Um porta-voz da polícia do Haiti, Léon Charles, disse na noite desta quarta-feira (7) que quatro suspeitos de participar do assassinato do presidente Jovenel Moise foram mortos e outros dois foram presos.

Ele afirmou ainda que três policiais, que tinham sido capturados pelo grupo, foram libertados.

Moise foi morto a tiros em sua casa, na capital Porto Príncipe, na madrugada. A primeira-dama Martine Moise ficou gravemente ferida no atentado e levada aos Estados Unidos, onde está internada em estado grave, porém estável.

 

 

Ato odioso:
 
O primeiro-ministro interino do país, Claude Joseph, afirmou em comunicado que o assassinato de Moise foi um "ato odioso, desumano e bárbaro".

"Um grupo de indivíduos não identificados, alguns dos quais falavam em espanhol, atacou a residência privada do presidente da República" por volta da 1h e "feriu mortalmente o chefe de Estado".

Ele pediu à população "que se acalme" e afirmou que "a situação da segurança no país está sob o controle da Polícia Nacional haitiana e das Forças Armadas do Haiti". "Todas as medidas estão sendo tomadas para garantir a continuidade do Estado e proteger a nação".

Horas depois, o premiê interino decretou estado de emergência no país.

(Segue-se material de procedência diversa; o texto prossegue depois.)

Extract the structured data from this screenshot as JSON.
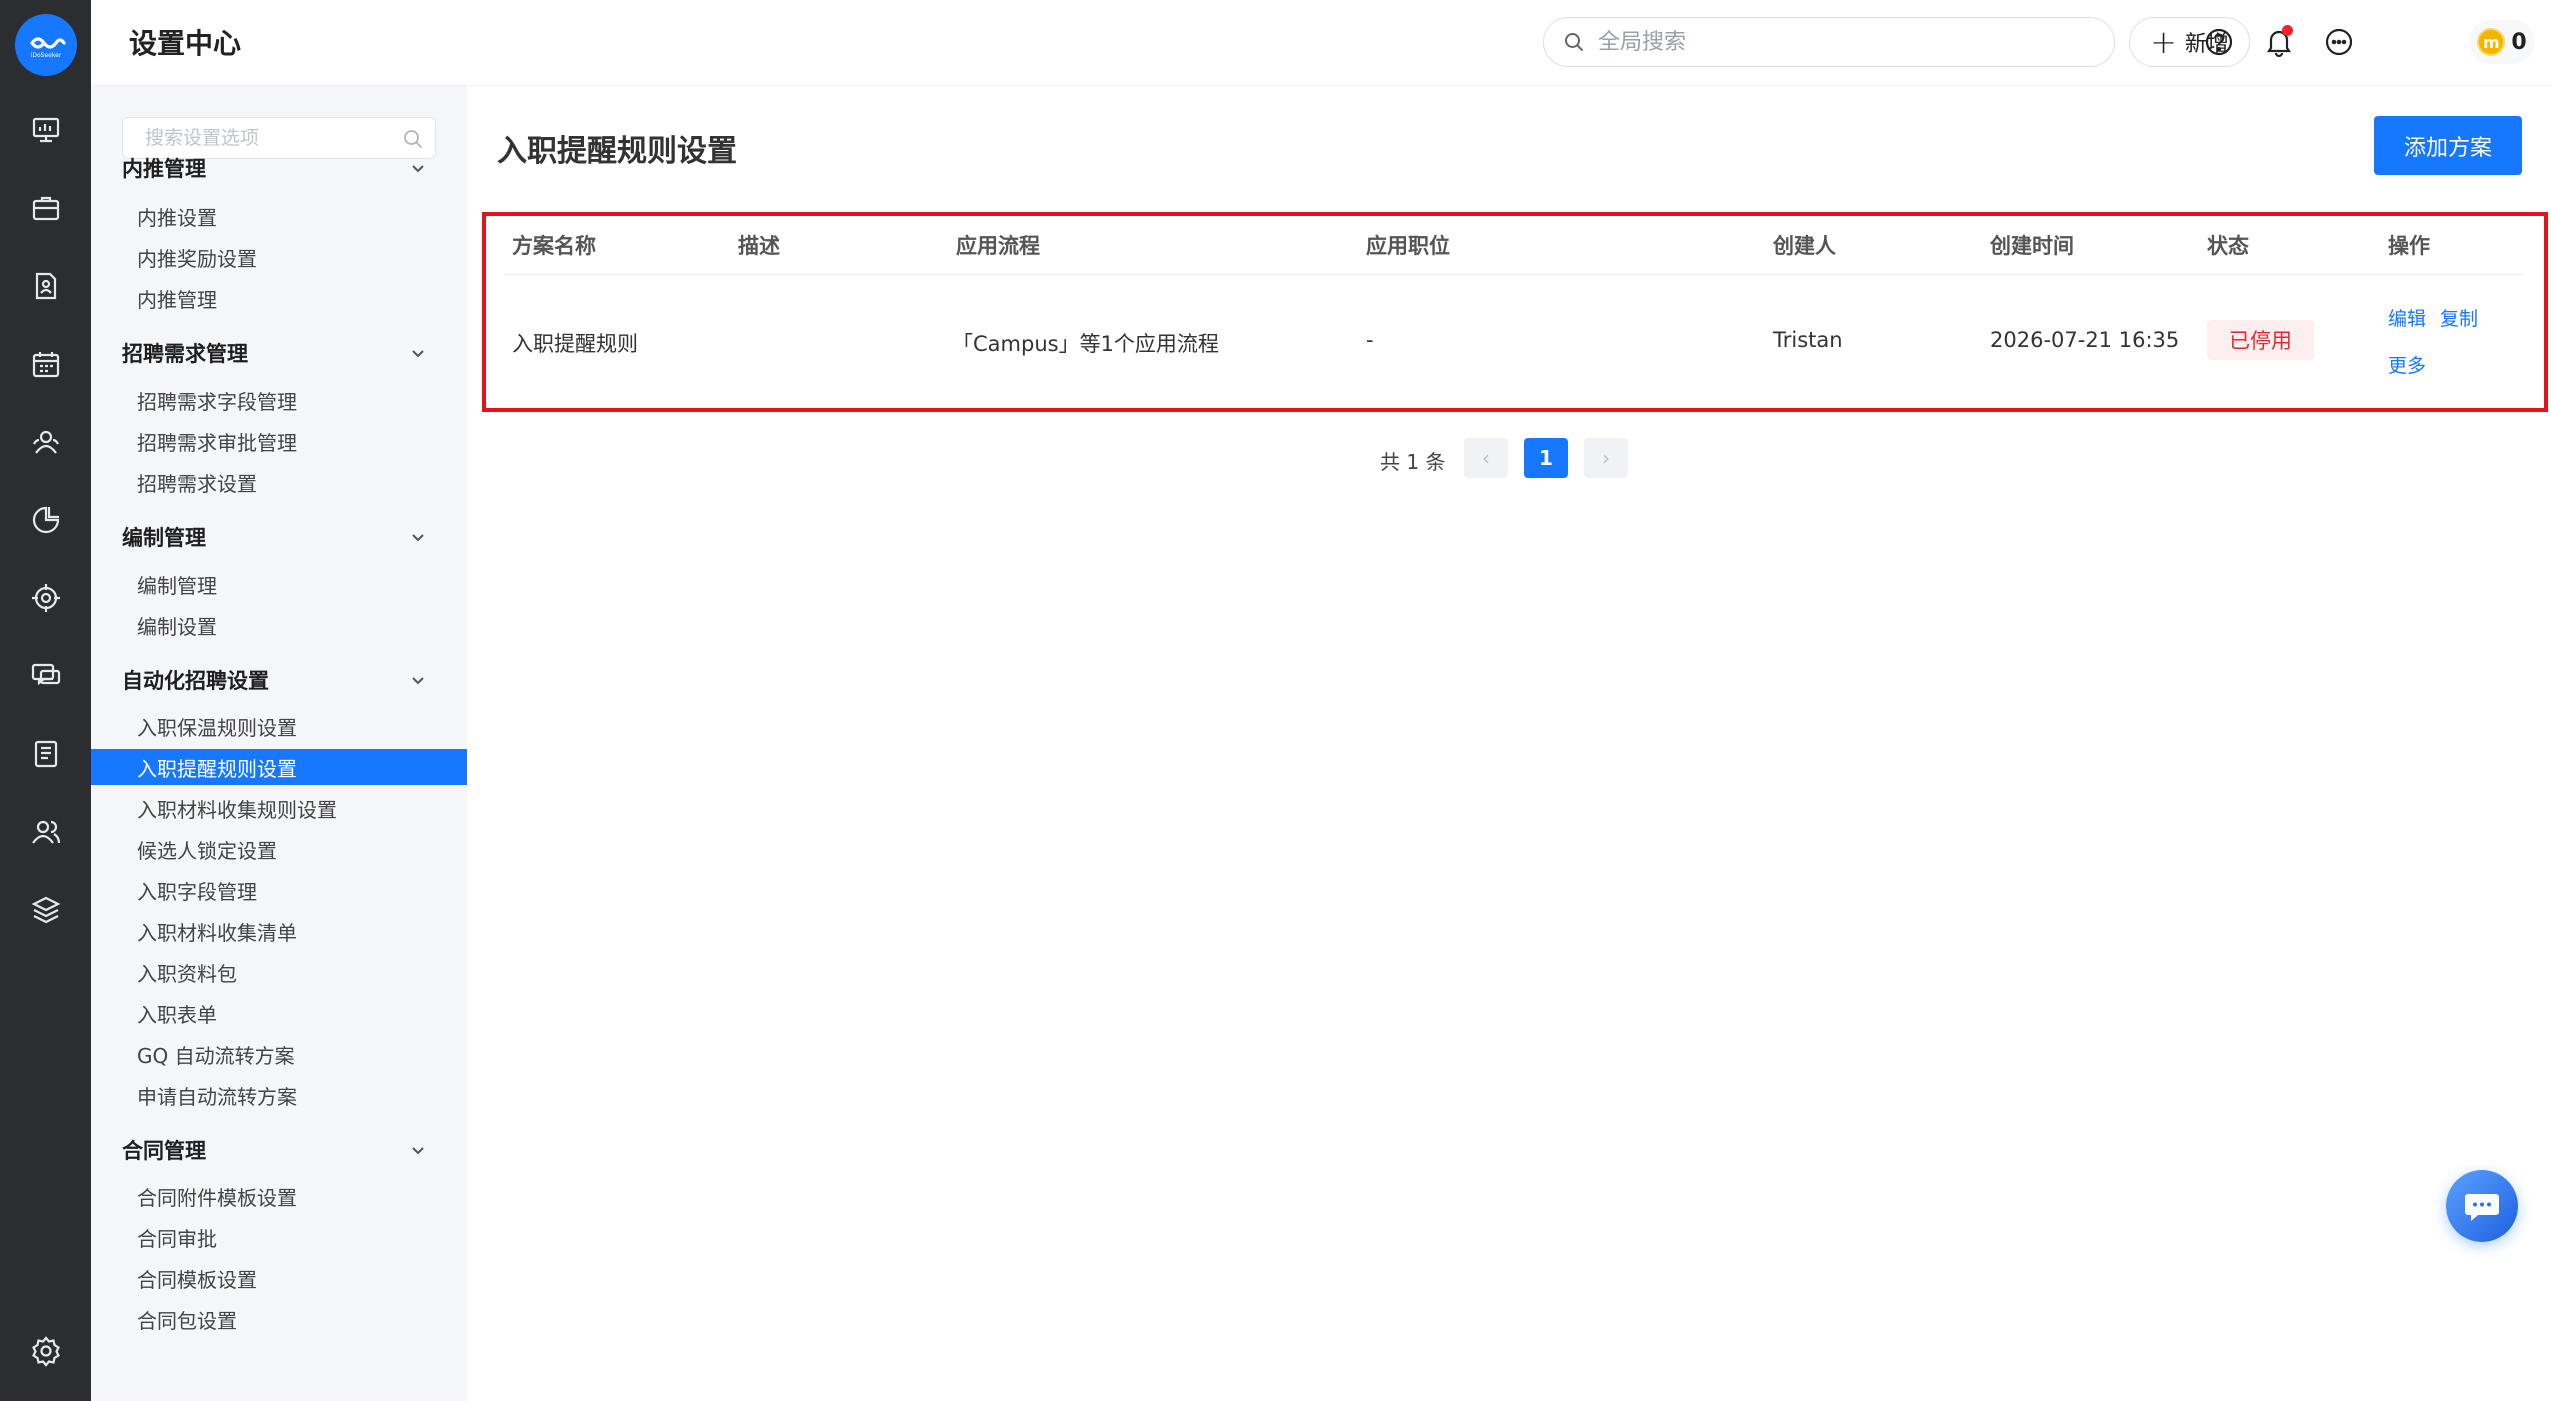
{
  "app": {
    "title": "设置中心",
    "logo_text": "iDoSeeker"
  },
  "header": {
    "search_placeholder": "全局搜索",
    "new_label": "新增",
    "coin_count": "0",
    "coin_symbol": "m"
  },
  "sidebar": {
    "search_placeholder": "搜索设置选项",
    "groups": [
      {
        "title": "内推管理",
        "items": [
          "内推设置",
          "内推奖励设置",
          "内推管理"
        ]
      },
      {
        "title": "招聘需求管理",
        "items": [
          "招聘需求字段管理",
          "招聘需求审批管理",
          "招聘需求设置"
        ]
      },
      {
        "title": "编制管理",
        "items": [
          "编制管理",
          "编制设置"
        ]
      },
      {
        "title": "自动化招聘设置",
        "items": [
          "入职保温规则设置",
          "入职提醒规则设置",
          "入职材料收集规则设置",
          "候选人锁定设置",
          "入职字段管理",
          "入职材料收集清单",
          "入职资料包",
          "入职表单",
          "GQ 自动流转方案",
          "申请自动流转方案"
        ]
      },
      {
        "title": "合同管理",
        "items": [
          "合同附件模板设置",
          "合同审批",
          "合同模板设置",
          "合同包设置"
        ]
      }
    ],
    "active_item": "入职提醒规则设置"
  },
  "main": {
    "title": "入职提醒规则设置",
    "add_button": "添加方案",
    "table": {
      "columns": [
        "方案名称",
        "描述",
        "应用流程",
        "应用职位",
        "创建人",
        "创建时间",
        "状态",
        "操作"
      ],
      "rows": [
        {
          "name": "入职提醒规则",
          "description": "",
          "process": "「Campus」等1个应用流程",
          "position": "-",
          "creator": "Tristan",
          "created_at": "2026-07-21 16:35",
          "status": "已停用",
          "actions": [
            "编辑",
            "复制",
            "更多"
          ]
        }
      ]
    },
    "pagination": {
      "total": "共 1 条",
      "current": "1",
      "prev": "‹",
      "next": "›"
    }
  },
  "colors": {
    "primary": "#1677ff",
    "rail": "#2b2d31",
    "highlight_border": "#e4121a",
    "status_disabled": "#e02b35"
  }
}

Ainda não está claro quem vai assumir a presidência do Haiti, pois:
 

Joseph não chegou a ser oficializado no cargo de primeiro-ministro, por isso ocupa o posto interinamente;

O presidente da Suprema Corte, que poderia assumir a Presidência, segundo a Constituição, morreu de Covid-19 no mês passado e ainda não foi substituído.